The Race Will Feature Some Intense Moments

Larry McReynolds

FOX SportsLarry McReynolds provides analysis about the Next Gen car.

Following the announcement of the Chicago street race, “Backseat Drivers” provided a virtual look at the course. A Next Gen car covered the 2.2 miles in iRacing while Kyle Petty and Steve Letarte did a play-by-play.

They both mentioned during the lap that there are several spots where the cars could get bunched up, starting with Turn 1. Letarte noted that there isn’t much runoff room on the first turn, which could force the teams to go single-file. They will then tackle the blind corner on Turn 2, which creates even more difficulty.

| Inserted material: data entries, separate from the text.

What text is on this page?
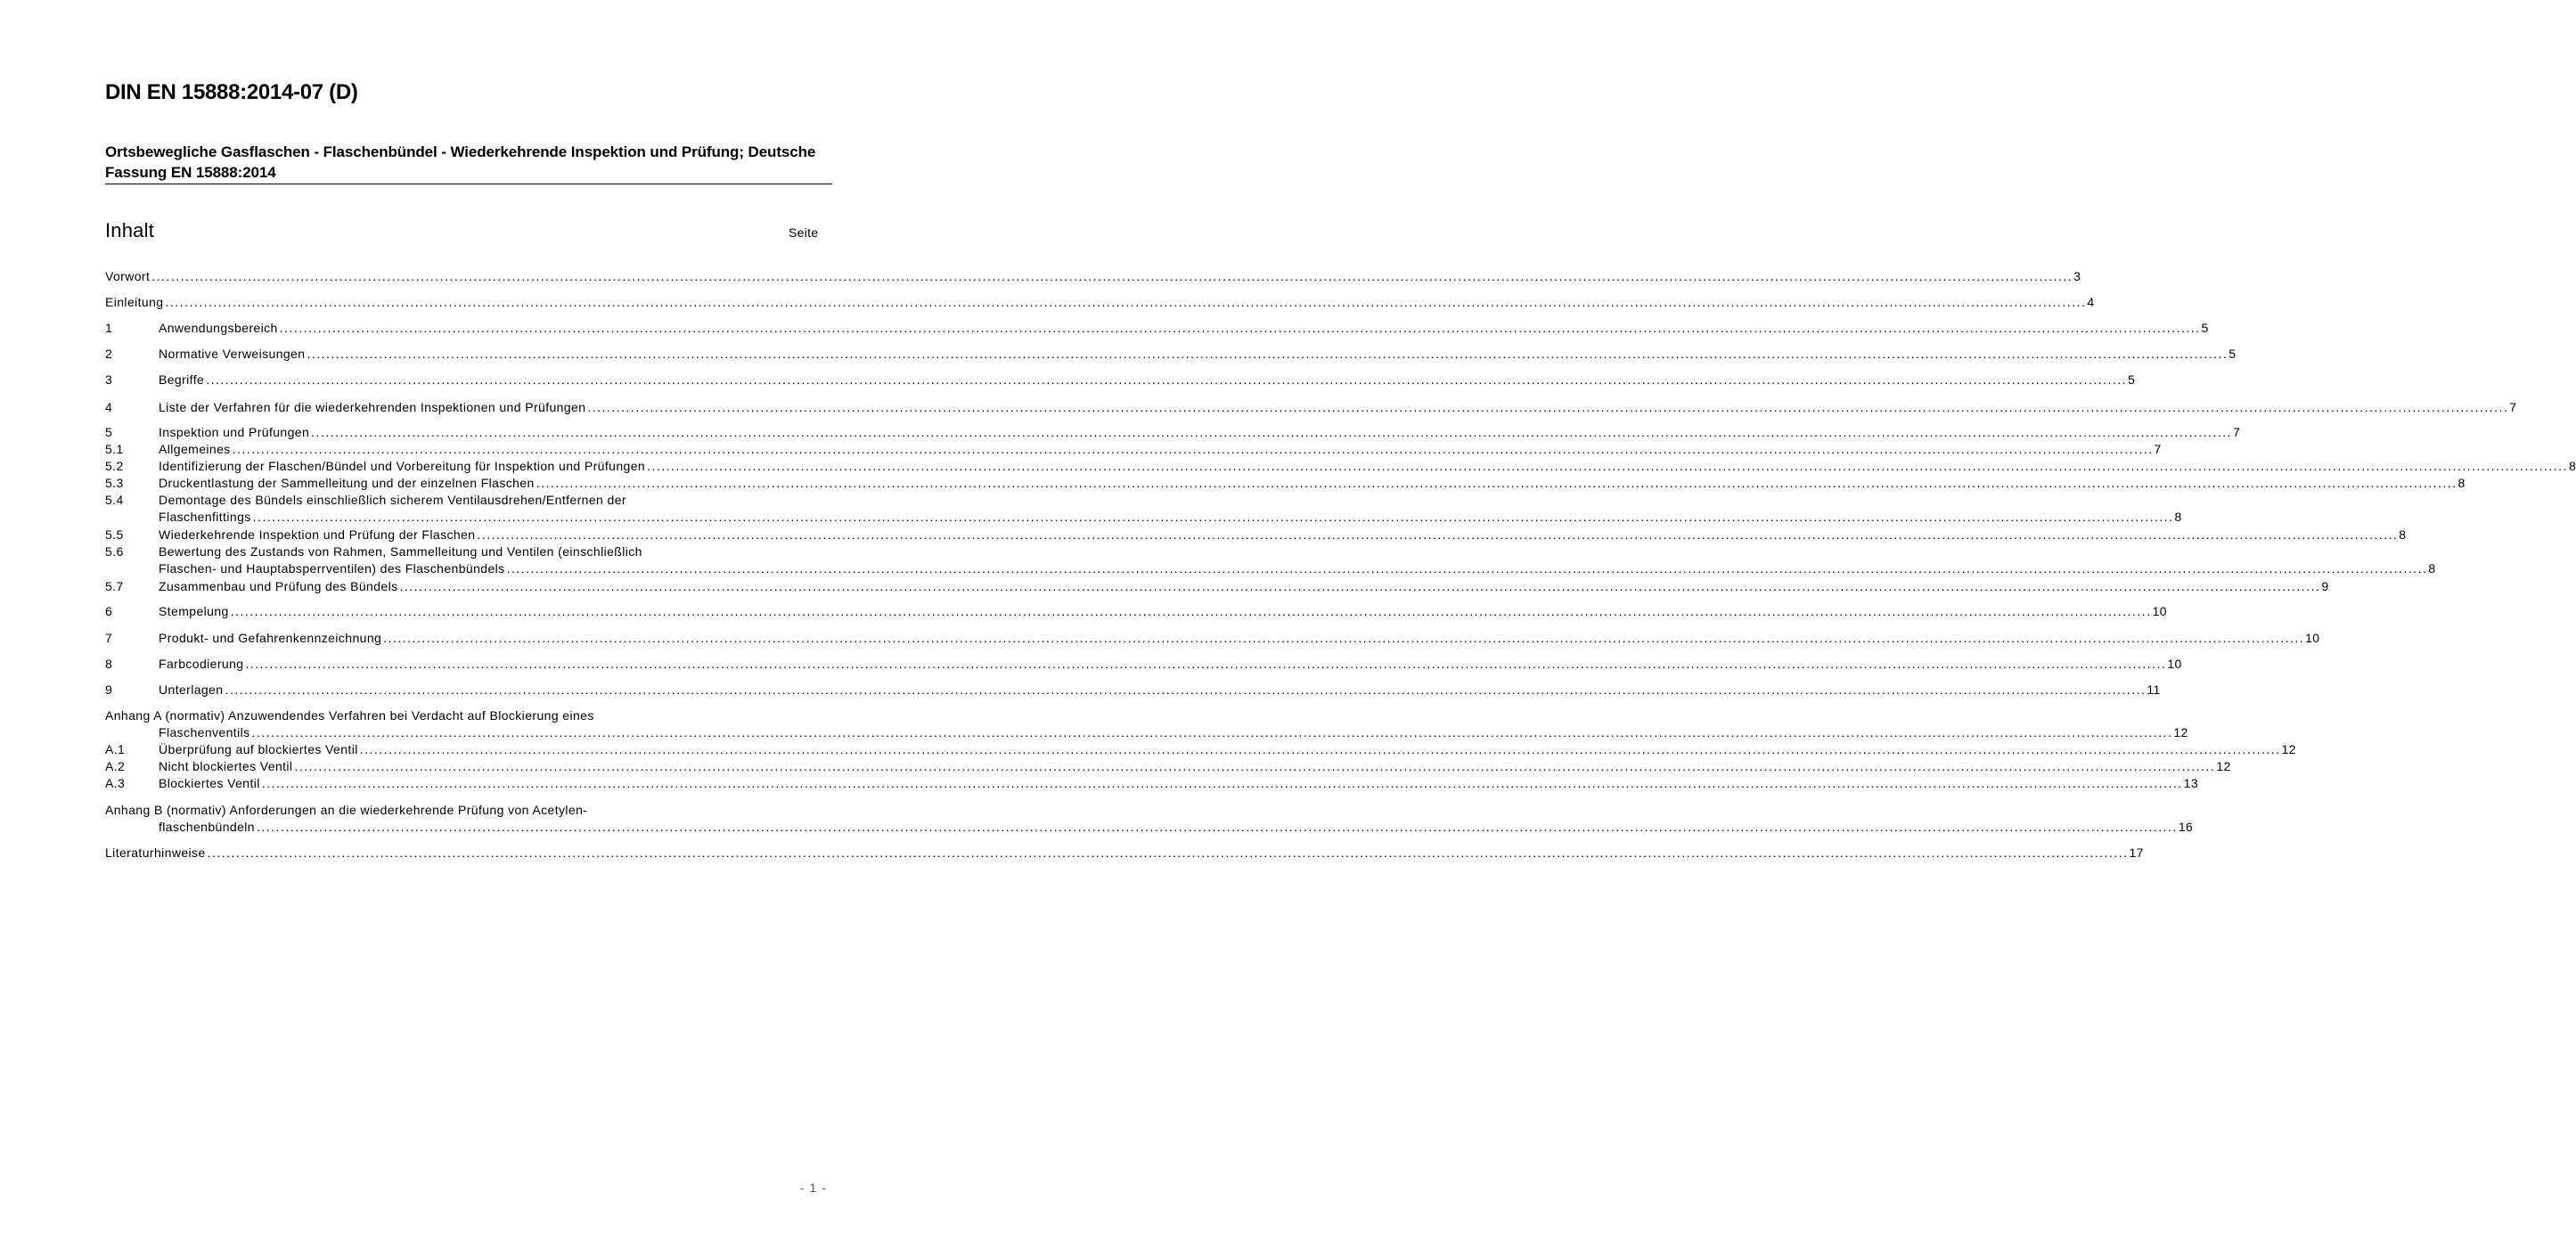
DIN EN 15888:2014-07 (D)
Ortsbewegliche Gasflaschen - Flaschenbündel - Wiederkehrende Inspektion und Prüfung; Deutsche Fassung EN 15888:2014
Inhalt	Seite
Vorwort ................................................................................................................................................................................................................................................................................................................................................................................................................ 3
Einleitung ................................................................................................................................................................................................................................................................................................................................................................................................................ 4
1	Anwendungsbereich ................................................................................................................................................................................................................................................................................................................................................................................................................ 5
2	Normative Verweisungen ................................................................................................................................................................................................................................................................................................................................................................................................................ 5
3	Begriffe ................................................................................................................................................................................................................................................................................................................................................................................................................ 5
4	Liste der Verfahren für die wiederkehrenden Inspektionen und Prüfungen ................................................................................................................................................................................................................................................................................................................................................................................................................ 7
5	Inspektion und Prüfungen ................................................................................................................................................................................................................................................................................................................................................................................................................ 7
5.1	Allgemeines ................................................................................................................................................................................................................................................................................................................................................................................................................ 7
5.2	Identifizierung der Flaschen/Bündel und Vorbereitung für Inspektion und Prüfungen ................................................................................................................................................................................................................................................................................................................................................................................................................ 8
5.3	Druckentlastung der Sammelleitung und der einzelnen Flaschen ................................................................................................................................................................................................................................................................................................................................................................................................................ 8
5.4	Demontage des Bündels einschließlich sicherem Ventilausdrehen/Entfernen der
Flaschenfittings ................................................................................................................................................................................................................................................................................................................................................................................................................ 8
5.5	Wiederkehrende Inspektion und Prüfung der Flaschen ................................................................................................................................................................................................................................................................................................................................................................................................................ 8
5.6	Bewertung des Zustands von Rahmen, Sammelleitung und Ventilen (einschließlich
Flaschen- und Hauptabsperrventilen) des Flaschenbündels ................................................................................................................................................................................................................................................................................................................................................................................................................ 8
5.7	Zusammenbau und Prüfung des Bündels ................................................................................................................................................................................................................................................................................................................................................................................................................ 9
6	Stempelung ................................................................................................................................................................................................................................................................................................................................................................................................................ 10
7	Produkt- und Gefahrenkennzeichnung ................................................................................................................................................................................................................................................................................................................................................................................................................ 10
8	Farbcodierung ................................................................................................................................................................................................................................................................................................................................................................................................................ 10
9	Unterlagen ................................................................................................................................................................................................................................................................................................................................................................................................................ 11
Anhang A (normativ) Anzuwendendes Verfahren bei Verdacht auf Blockierung eines
Flaschenventils ................................................................................................................................................................................................................................................................................................................................................................................................................ 12
A.1	Überprüfung auf blockiertes Ventil ................................................................................................................................................................................................................................................................................................................................................................................................................ 12
A.2	Nicht blockiertes Ventil ................................................................................................................................................................................................................................................................................................................................................................................................................ 12
A.3	Blockiertes Ventil ................................................................................................................................................................................................................................................................................................................................................................................................................ 13
Anhang B (normativ) Anforderungen an die wiederkehrende Prüfung von Acetylen-
flaschenbündeln ................................................................................................................................................................................................................................................................................................................................................................................................................ 16
Literaturhinweise ................................................................................................................................................................................................................................................................................................................................................................................................................ 17
- 1 -
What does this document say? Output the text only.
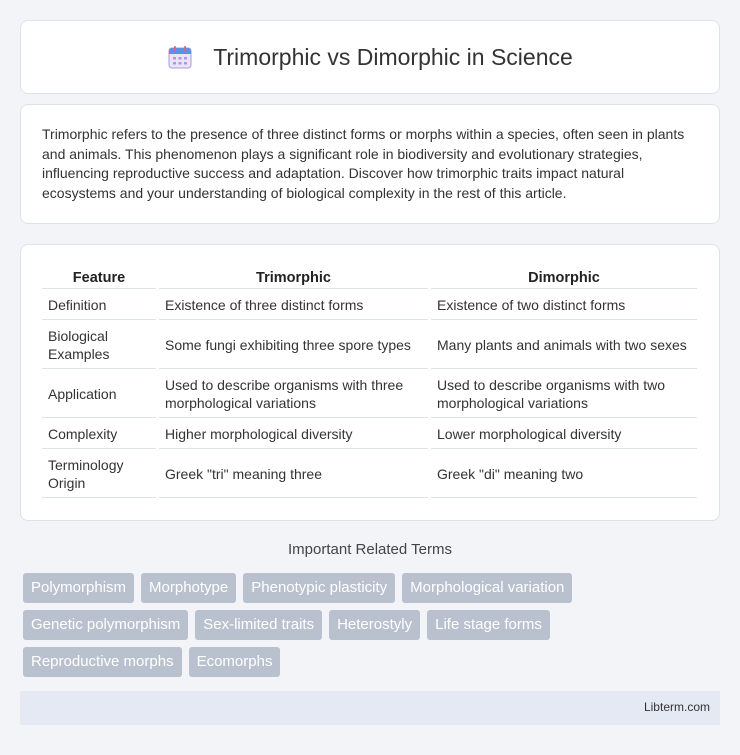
Trimorphic vs Dimorphic in Science

Trimorphic refers to the presence of three distinct forms or morphs within a species, often seen in plants and animals. This phenomenon plays a significant role in biodiversity and evolutionary strategies, influencing reproductive success and adaptation. Discover how trimorphic traits impact natural ecosystems and your understanding of biological complexity in the rest of this article.

Feature	Trimorphic	Dimorphic
Definition	Existence of three distinct forms	Existence of two distinct forms
Biological Examples	Some fungi exhibiting three spore types	Many plants and animals with two sexes
Application	Used to describe organisms with three morphological variations	Used to describe organisms with two morphological variations
Complexity	Higher morphological diversity	Lower morphological diversity
Terminology Origin	Greek "tri" meaning three	Greek "di" meaning two
Important Related Terms
Polymorphism	Morphotype	Phenotypic plasticity	Morphological variation
Genetic polymorphism	Sex-limited traits	Heterostyly	Life stage forms
Reproductive morphs	Ecomorphs
Libterm.com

The potential trouble spots continue with Turn 6, which is a heavy braking zone after a long straightaway. Turn 11 will be another blind corner that leads into an elevation change as the drivers go up and over a bridge.

“A Chicago street course race falls right in the wheelhouse of the Next Gen car,” McReynolds added. “Everything about this car is perfect for road racing — whether on a road course or a street course. It’s still about turning right and left like on a road course. It’s still about getting good drive off of the corner like on a road course, and it’s still about heavy braking getting into the corners.

“There will be a lot of similarities with the setups, as a result. Of course, you’re at the mercy of the condition of the streets as far as whether one portion has more or less grip than another. I think we’ll see NASCAR and the drivers leaning on the folks at iRacing because you can’t test on the street course before the event. You have to wait until the course is set up, get out there and do it. But Steve Myers and his group at iRacing will help everyone get ahead of the curve before we ever roll into Chicago.”

Several Unknowns Remain Ahead of the 2023 Race

Bubba Wallace

GettyBubba Wallace takes the No. 23 Toyota to the streets of Chicago.

McReynolds had strong comments about the trip to the Chicago street course, as well as how the cars will handle the city streets. He believes that the Next Gen cars are made for this type of race, but no one knows exactly how they will handle it until the tires are on the temporary track.

The Cup Series drivers tested out the virtual version of Chicago during the 2021 season. They took part in the eNASCAR iRacing Pro Invitational Series ahead of the trip to Sonoma Raceway, and they put the new cars through their paces.

Several drivers achieved success, such as James Davison and Josh Bilicki, while others struggled. Joey Logano and Denny Hamlin, in particular, both spun out on their own while trying to navigate the tight turns.

“It’s the same streets you guys drive on every day, so you guys get to experience that,” Bubba Wallace told the assembled media members in Chicago. “We’ll just be unrestricted on the speed limit and go as fast as we can, right. Just taking it all in and seeing how the car’s going to react. These cars are way different, but I feel like they’re suitable for road course racing. Street course racing is totally different than road course though, so we will figure it all out together.”